Taxpayers cannot risk automation without clear rules of the road
For certified public accountants, AI is a powerful tool with great potential to enhance efficiency; however, its implementation requires a thoughtful approach. For taxpayers, AI presents many compelling use cases but raises unsettling questions about accuracy and privacy. Ultimately, overreliance on AI, particularly in areas requiring professional expertise and judgment, poses risks for both CPAs and the taxpayer. This emerging technology in the accounting field requires careful use, but there are still no clear rules of the road for CPAs.
The substantial lack of guidelines has led to a surge of new companies emerging seemingly overnight in the tax space, driven by AI programs. These firms market their services as a fast and easy alternative for tax filing.
AI-powered tax solutions offer convenience, but their use in corporate tax settings warrants caution. Often, businesses have complex tax filings, nuanced interpretations for certain credits and jurisdiction-specific requirements that go beyond what current AI tools can reliably handle. Accounting firms cannot rely on AI alone, rather AI is a supplemental tool and not a replacement for the real human judgment of CPAs.
These startups are operating without the standards that professional CPAs must uphold. Pair this lack of industry consensus on accuracy and privacy with the lack of federal oversight, it's easy to anticipate a 'Wild West' scenario. These companies, and their unbeknownst clients, are letting AI software conduct important finance calculations and tax filings without asking the hard questions. How are these AI tools trained? What happens if they're wrong? How can we protect the taxpayer from scams?

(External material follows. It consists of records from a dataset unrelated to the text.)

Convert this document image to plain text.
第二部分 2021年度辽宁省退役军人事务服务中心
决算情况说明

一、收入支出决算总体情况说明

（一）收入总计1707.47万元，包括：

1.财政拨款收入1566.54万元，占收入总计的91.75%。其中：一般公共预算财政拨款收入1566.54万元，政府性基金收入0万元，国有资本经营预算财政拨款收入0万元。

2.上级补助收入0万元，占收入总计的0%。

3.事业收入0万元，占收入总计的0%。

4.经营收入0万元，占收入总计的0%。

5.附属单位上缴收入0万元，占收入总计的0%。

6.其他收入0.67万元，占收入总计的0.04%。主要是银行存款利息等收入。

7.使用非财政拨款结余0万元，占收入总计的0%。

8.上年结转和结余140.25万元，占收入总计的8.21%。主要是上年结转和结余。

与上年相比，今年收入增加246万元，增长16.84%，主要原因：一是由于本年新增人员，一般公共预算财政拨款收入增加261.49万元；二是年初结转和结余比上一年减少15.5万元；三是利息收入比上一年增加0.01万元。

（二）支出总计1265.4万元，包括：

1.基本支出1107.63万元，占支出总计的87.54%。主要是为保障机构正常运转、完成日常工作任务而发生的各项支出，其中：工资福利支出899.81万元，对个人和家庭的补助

Because of serious consequences for taxpayers and tax professionals, Americans must have a framework for AI use in tax services. Taxpayers deserve transparency about the tools being used to calculate their finances and tax returns. We need to ensure accounting expertise is not undercut by unregulated, shady algorithms.
The tax system is too important to be left to chance. Take the research and development tax credit for example. This credit can offer significant financial benefits to a wide range of businesses, including those in manufacturing, biotech and software development. While an array of companies can qualify, it requires a nuanced understanding of IRS rules, including detailed documentation and in-depth interviews with employees to determine which activities qualify.
Accountants run into roadblocks when the records are not detailed, and interviews help solidify a filing, regardless of the level of documentation. Determining eligibility for the R&D tax credit is not simple. It is not a fill-in-the-blank form that an automated system can do easily. It requires professional judgment and industry expertise, which includes human interaction. If companies only use AI systems and forgo interviews, they put their clients at risk of costly audits and breaking the law.
Another danger is the payment schemes of these companies, which take a percentage of the credits that their clients receive. While this appears to be a sensible method, it deserves a closer look. AI can be trained to err on the side of qualifying for a tax credit even if the R&D activity doesn't truly qualify. This puts clients at risk of audits, fines and being found responsible for breaking the law if the company's activities do not actually qualify for a credit per tax code.
Tax fraud is a criminal offense, and often, a company's leadership, such as the CEO or CFO, can be held liable. We need to protect American businesses from these serious consequences and ensure AI use is smart and not excessively relied upon when making important decisions.
As AI becomes more integrated into financial services, there must be no confusion between automation and accountability. AI can be a powerful tool, but it is not a substitute for professional judgment, ethical responsibility or compliance with the law. Businesses that place blind trust in AI systems to handle complex tax matters risk more than filing errors. AI must be used to support, not replace, skilled human oversight.
When it comes to taxes, the stakes are too high to let an algorithm make the final call.